Pizzaria suspeita de causar intoxicação na PB
Um grave caso de intoxicação alimentar em Pombal, no Sertão da Paraíba, resultou em mais de 100 pessoas hospitalizadas e uma morte após o consumo de alimentos em uma pizzaria local. O caso, que teve início em 15 de março, ganhou novos desdobramentos com a divulgação de um laudo do Laboratório Central de Saúde Pública (Lacen-PB) que confirmou níveis elevados de bactérias nos alimentos do estabelecimento.
Cronologia dos eventos principais:
* No domingo, 15 de março, mais de 100 pessoas buscaram atendimento médico na UPA e no Hospital Regional de Pombal após consumirem alimentos na pizzaria. Os pacientes apresentaram sintomas como náuseas, vômitos, dores abdominais e diarreia.
* Na segunda-feira, 16 de março, a Vigilância Sanitária Municipal realizou a interdição do estabelecimento como medida preventiva.

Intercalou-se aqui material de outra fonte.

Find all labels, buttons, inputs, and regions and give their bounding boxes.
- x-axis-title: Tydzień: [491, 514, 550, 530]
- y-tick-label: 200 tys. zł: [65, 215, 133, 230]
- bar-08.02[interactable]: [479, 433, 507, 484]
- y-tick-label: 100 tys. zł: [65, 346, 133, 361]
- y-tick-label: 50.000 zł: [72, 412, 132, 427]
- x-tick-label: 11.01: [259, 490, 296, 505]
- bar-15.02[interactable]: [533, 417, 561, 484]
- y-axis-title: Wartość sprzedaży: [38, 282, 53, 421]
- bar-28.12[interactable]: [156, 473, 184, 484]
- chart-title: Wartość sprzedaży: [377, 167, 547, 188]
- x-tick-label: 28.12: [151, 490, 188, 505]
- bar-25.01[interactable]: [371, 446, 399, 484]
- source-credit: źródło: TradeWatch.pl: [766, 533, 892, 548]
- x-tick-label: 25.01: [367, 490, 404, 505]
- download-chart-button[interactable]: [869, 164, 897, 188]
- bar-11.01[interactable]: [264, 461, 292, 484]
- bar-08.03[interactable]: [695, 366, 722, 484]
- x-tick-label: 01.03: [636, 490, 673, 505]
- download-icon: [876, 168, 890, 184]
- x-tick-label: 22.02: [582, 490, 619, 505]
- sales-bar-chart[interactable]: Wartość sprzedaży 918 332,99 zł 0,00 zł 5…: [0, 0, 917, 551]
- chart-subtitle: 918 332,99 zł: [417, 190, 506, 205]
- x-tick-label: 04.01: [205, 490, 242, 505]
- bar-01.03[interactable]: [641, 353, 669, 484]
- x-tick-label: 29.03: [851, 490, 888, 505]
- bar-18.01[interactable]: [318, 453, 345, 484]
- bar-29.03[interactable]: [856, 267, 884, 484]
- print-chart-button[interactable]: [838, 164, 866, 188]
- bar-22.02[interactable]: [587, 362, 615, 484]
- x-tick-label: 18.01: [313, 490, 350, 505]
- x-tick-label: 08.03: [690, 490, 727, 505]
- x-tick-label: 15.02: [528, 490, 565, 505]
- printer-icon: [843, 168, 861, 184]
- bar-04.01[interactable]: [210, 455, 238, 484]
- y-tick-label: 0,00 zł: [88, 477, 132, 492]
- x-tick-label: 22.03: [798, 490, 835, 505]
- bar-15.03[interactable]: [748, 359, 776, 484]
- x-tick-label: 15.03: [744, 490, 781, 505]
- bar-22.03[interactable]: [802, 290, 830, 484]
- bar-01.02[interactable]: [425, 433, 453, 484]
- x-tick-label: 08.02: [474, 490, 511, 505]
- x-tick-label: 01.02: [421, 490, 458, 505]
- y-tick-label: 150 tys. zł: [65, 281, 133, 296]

* Em 17 de março, Raíssa Maritein Bezerra e Silva, de 44 anos, faleceu no Hospital Regional de Pombal após apresentar quadro grave de infecção. A vítima havia consumido uma pizza de carne de sol na nata no estabelecimento.
* Durante vistoria realizada pela Vigilância Sanitária Estadual, foram encontradas diversas irregularidades no local, incluindo presença de insetos, problemas de conservação dos alimentos e equipamentos oxidados.
O proprietário do estabelecimento, um jovem de 24 anos, manifestou-se publicamente afirmando estar colaborando com as investigações: "Jamais eu tive a intenção de machucar qualquer pessoa, prejudicar qualquer pessoa. Porque eu sou jovem, tenho 24 anos e meu comércio é minha vida".
O caso está sendo investigado pela Polícia Civil, Ministério Público da Paraíba e Agência Estadual de Vigilância Sanitária. O laudo do Lacen-PB, divulgado em 28 de março, identificou alta concentração das bactérias Staphylococcus aureus e Escherichia coli nas amostras de alimentos analisadas.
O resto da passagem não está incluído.